After over a year and a half, the Santa Monica City Council voted at a recent council meeting to release remaining account funds — in the amount of $804,470 — to the Santa Monica-Malibu Unified School District (SMMUSD) as part of its Master Facilities Joint Use Agreement.

Since June 2007, the city had withheld these funds pending further action by the school district regarding its controversial Special Education Program.

The city cited concerns brought forth by parents of special education students about a policy that had been in place for several years requiring them to sign confidentiality clauses in their settlement agreements.

In order to receive the funds, the council required that the district put a moratorium on the policy and conduct an independent evaluation of its special education plan by March of last year. The district has complied.

At that time, Tim Walker was deputy superintendent and Dianne Talarico was superintendent of the district. Since then, both have resigned.

An independent audit of the district’s Special Education Program, conducted by Lou Barber and Associates, noted several concerns — including the fact that confidentiality clauses create a sense of “secret deals and unequal treatment of students and families.”

“The use of settlement agreements with confidentiality clauses needs to be reduced dramatically,” the consultants said, adding that the district needs to “create a culture of much more transparency and openness in dealing with the students and families.”

Since that time, “the school district has taken positive steps toward resolving Special Education issues,” said interim superintendent Tim Cuneo.

At the board meeting, over a dozen people spoke — including a number of special education parents — about whether or not they thought the council should release the funds.

Several parents suggested releasing half of the funds and withholding the other half with some kind of oversight.

“I think it would be significant if you would release half of the funds to show good faith to the community that the work that is going forward is valued,” said special education parent Tricia Crane, who is a member of the Special Education District Advisory Committee.

But for Richard Milanesi, also a special education parent, it was more complicated.

“I wish you could give it [the money] to them today,” he said. “But if you bear with me for a second.”

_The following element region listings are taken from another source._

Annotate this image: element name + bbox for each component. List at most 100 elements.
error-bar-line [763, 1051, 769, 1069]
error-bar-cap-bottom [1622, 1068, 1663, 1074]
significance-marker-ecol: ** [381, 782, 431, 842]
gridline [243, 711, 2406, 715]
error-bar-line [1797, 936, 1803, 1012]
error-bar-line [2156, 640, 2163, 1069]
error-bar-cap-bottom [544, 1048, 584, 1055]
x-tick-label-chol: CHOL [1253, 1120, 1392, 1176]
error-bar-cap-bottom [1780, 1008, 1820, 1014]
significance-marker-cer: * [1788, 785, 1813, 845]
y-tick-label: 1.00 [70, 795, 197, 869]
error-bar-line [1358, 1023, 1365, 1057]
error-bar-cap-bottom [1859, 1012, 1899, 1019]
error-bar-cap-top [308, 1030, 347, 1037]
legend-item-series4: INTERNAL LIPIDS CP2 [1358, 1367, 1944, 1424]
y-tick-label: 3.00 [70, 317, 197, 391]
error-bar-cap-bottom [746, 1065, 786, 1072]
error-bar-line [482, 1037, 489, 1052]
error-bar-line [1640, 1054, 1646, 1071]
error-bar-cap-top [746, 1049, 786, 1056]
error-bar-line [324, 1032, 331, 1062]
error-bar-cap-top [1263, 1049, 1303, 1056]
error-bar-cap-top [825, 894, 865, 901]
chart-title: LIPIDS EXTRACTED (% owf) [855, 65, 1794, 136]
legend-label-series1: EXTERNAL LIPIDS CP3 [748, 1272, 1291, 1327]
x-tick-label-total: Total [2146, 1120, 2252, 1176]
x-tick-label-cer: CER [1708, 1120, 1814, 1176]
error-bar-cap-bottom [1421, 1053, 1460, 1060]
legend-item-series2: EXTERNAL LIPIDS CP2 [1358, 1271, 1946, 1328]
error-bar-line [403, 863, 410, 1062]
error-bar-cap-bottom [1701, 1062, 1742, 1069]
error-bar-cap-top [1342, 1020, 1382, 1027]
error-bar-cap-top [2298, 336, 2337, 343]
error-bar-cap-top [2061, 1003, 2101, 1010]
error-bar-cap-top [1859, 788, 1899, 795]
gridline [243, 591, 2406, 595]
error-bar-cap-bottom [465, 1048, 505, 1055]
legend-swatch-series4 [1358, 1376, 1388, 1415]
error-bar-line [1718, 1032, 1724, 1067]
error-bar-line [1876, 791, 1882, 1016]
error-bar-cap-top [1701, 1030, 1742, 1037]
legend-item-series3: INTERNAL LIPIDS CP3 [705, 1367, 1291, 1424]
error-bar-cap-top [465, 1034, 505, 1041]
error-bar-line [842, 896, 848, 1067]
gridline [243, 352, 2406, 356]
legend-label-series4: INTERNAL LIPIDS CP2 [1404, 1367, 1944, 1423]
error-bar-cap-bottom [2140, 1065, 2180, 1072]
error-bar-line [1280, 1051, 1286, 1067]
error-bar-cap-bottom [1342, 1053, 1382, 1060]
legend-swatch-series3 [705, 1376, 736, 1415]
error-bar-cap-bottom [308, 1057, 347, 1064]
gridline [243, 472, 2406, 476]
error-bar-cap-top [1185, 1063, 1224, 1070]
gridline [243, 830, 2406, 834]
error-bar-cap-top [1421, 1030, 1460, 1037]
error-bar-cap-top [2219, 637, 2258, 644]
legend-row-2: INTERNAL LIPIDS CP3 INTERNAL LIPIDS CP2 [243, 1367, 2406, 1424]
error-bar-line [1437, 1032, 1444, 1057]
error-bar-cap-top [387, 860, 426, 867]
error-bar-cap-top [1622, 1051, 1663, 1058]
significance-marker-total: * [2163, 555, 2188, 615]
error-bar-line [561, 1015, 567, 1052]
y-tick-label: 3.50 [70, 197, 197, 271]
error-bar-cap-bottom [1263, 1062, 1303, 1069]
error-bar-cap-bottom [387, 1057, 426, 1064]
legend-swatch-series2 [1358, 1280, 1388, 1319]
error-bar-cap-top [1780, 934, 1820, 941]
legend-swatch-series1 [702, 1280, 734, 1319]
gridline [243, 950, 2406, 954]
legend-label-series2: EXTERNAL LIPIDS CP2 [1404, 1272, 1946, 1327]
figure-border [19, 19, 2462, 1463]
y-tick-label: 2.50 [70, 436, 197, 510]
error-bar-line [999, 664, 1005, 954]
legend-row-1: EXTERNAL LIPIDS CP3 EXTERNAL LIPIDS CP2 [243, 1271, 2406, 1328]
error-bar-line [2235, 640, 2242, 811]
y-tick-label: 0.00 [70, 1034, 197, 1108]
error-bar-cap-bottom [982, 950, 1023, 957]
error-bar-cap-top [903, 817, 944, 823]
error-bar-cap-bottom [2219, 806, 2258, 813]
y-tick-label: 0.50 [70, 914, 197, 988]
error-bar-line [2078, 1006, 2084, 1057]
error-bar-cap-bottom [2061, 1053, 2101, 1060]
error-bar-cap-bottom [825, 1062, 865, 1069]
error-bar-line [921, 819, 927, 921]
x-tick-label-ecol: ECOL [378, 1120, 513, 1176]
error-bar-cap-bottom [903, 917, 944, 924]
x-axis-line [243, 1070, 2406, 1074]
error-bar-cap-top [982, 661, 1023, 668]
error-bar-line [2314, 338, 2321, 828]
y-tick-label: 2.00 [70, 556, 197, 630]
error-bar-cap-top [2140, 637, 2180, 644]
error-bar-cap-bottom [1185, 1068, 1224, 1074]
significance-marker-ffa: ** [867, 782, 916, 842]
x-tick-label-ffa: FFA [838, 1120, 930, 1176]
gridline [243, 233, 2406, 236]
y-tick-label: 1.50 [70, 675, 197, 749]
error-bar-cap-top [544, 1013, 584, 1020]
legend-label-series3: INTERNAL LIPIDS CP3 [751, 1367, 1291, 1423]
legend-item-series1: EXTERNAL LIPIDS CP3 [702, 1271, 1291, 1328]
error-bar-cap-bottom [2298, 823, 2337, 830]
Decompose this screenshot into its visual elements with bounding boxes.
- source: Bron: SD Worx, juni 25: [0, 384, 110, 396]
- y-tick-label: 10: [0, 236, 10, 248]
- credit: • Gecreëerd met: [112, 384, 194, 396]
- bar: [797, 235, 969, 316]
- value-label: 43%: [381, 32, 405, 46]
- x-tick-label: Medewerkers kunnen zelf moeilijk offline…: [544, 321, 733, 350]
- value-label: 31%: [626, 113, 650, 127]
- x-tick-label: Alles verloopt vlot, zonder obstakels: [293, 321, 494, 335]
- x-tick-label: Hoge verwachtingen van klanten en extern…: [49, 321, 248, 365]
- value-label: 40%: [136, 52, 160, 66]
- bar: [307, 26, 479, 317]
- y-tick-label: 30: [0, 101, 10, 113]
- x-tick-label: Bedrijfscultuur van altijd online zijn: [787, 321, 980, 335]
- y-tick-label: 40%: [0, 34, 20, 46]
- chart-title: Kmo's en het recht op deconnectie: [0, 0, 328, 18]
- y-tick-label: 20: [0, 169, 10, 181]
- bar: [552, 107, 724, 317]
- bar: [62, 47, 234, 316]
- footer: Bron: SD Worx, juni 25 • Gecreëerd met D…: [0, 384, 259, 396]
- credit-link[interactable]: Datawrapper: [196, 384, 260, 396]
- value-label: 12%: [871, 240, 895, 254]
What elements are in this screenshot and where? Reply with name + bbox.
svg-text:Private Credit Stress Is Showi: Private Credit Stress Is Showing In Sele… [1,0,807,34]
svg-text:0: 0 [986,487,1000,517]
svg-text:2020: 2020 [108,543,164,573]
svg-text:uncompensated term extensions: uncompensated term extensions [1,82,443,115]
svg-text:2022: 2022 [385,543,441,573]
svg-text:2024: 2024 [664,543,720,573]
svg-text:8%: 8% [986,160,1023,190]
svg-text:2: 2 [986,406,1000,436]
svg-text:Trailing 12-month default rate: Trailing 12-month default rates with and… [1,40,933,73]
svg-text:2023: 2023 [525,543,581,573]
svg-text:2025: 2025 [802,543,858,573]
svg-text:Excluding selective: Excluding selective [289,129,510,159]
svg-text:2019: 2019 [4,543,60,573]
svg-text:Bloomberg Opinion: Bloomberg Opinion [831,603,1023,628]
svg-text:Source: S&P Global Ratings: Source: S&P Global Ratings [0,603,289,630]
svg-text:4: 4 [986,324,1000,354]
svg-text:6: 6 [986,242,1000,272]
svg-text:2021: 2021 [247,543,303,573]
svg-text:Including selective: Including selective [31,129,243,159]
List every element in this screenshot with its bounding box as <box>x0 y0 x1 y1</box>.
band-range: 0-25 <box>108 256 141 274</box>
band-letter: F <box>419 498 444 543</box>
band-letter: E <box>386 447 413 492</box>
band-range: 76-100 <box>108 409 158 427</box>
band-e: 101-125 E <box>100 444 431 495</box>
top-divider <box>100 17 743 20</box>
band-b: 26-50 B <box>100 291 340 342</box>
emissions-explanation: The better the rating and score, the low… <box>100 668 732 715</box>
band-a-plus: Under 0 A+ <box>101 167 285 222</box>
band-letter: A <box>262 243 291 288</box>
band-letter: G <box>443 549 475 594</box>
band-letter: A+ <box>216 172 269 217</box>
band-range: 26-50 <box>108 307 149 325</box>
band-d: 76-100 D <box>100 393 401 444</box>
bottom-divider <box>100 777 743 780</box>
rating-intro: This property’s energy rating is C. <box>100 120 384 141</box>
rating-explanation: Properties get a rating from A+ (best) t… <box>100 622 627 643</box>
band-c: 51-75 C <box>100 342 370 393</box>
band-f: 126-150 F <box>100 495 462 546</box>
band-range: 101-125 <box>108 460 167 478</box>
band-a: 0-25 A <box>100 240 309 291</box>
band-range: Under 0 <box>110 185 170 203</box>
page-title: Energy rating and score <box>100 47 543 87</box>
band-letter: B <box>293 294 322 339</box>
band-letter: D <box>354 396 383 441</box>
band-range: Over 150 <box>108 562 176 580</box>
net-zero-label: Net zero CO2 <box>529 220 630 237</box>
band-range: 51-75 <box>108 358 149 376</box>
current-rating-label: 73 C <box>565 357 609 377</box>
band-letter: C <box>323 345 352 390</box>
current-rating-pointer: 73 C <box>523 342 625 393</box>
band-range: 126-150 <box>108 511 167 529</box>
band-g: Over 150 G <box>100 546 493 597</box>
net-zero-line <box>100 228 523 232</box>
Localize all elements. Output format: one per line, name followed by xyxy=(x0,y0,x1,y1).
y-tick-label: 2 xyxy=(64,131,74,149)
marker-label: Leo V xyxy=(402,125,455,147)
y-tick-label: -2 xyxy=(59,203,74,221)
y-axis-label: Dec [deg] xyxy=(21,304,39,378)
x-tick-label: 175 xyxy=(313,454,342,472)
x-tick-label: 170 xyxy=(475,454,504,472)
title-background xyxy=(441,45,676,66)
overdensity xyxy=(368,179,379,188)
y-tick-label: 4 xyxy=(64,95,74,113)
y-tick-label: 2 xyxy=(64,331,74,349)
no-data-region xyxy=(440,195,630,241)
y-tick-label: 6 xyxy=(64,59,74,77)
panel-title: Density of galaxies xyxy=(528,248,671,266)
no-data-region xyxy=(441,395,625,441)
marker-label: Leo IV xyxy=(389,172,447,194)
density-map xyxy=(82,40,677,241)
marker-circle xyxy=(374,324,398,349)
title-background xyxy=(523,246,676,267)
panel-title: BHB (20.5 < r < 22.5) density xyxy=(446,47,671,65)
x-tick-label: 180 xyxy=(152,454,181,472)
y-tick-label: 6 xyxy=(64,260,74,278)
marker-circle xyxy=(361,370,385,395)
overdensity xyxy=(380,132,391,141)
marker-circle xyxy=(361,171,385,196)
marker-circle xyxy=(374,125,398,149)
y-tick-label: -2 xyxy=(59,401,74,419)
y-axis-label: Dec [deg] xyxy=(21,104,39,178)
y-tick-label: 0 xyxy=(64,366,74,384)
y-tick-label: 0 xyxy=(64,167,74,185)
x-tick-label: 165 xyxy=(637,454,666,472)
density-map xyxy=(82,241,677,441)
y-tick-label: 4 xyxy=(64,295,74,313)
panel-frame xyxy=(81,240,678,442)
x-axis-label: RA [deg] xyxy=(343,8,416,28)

After a pause, he continued, “My drainpipe is broken in my house that leads all the way out to the street. It’s cracked. It’s got to be replaced. The plumber comes. There’s a trench that has to be dug all the way across my property. And the bill is $2,800.

“Am I going to pay the plumber in advance before he does the work? Or am I going to pay him after the city inspector comes, which is in place to protect me that the work is done correctly? Am I on the right track here?

“My heart tells me [to] give the money to the school district, but my brain tells me that if you release the funds, everything stops right now. The improvements will not continue. So I implore you to hold the money back until the work is done.”

Gleam Davis, co-chair of the BB Advisory Committee, disagreed.

“I’m here to ask you to release the money to the school district tonight,” she said. “I think there are three things that are absolutely true. And one is, you put two conditions on the release of the money back in June and the school district has met those conditions.

“Two, I think there have been some tremendous efforts made at the district towards fulfilling the district’s obligations towards families with special needs children.

“Three, it’s also true that it has a long way to go. Unfortunately, the district needs the money. As you all know, the state is in a very difficult financial condition right now. Eventually, that is going to affect the school district.

“But moreover, I think that at some point we need to recognize that the district has made strides and has set in place committees and other institutions that will continue to make those strides.”

The council has received regular reports from the district on the Special Education Program from city manager Lamont Ewell, district representatives and parents of students in the district.

And in a letter to Mayor Ken Genser dated January 5th, Cuneo outlined the steps the district had taken to better its Special Education Program. Those steps were also outlined to the council at the meeting by school board president Ralph Mechur.

“Through the leadership of the SMMUSD Board of Education, the collaborative effort of the SEDAC [Special Education District Advisory Committee], PTA [Parent Teachers Association] and district staff, and the literally thousands of hours contributed by parents and staff, I am proud to say that we have addressed the requests by the council as it relates to Santa Monica-Malibu Unified School District Special Education services,” Cuneo said.

He then “respectfully request[ed] that the council take action to release the funds held in reserve.”

The City Council agreed to release the $804,470 in funds. Of that, $527,779 is from fiscal year 2007-08 and $274,691 is half of the fiscal year 2008-09 amount.

At the meeting, Genser told the members of the community that they should not view the council releasing the funds to the district “as the end of the line.”

“We have a major issue coming up, which is to renew the contract,” he said. “When we renew that contract, if we perceive that there isn’t good faith and if we perceive that the residents of the city, the parents of the children of this city, are not getting good service, I have a feeling that this council — it takes four votes to make a decision here — but I have a feeling that there would be conditions put on it [the money] if we felt they would be necessary.”

The school district agreed to keep the council apprised of its progress in addressing the needs of its special education students.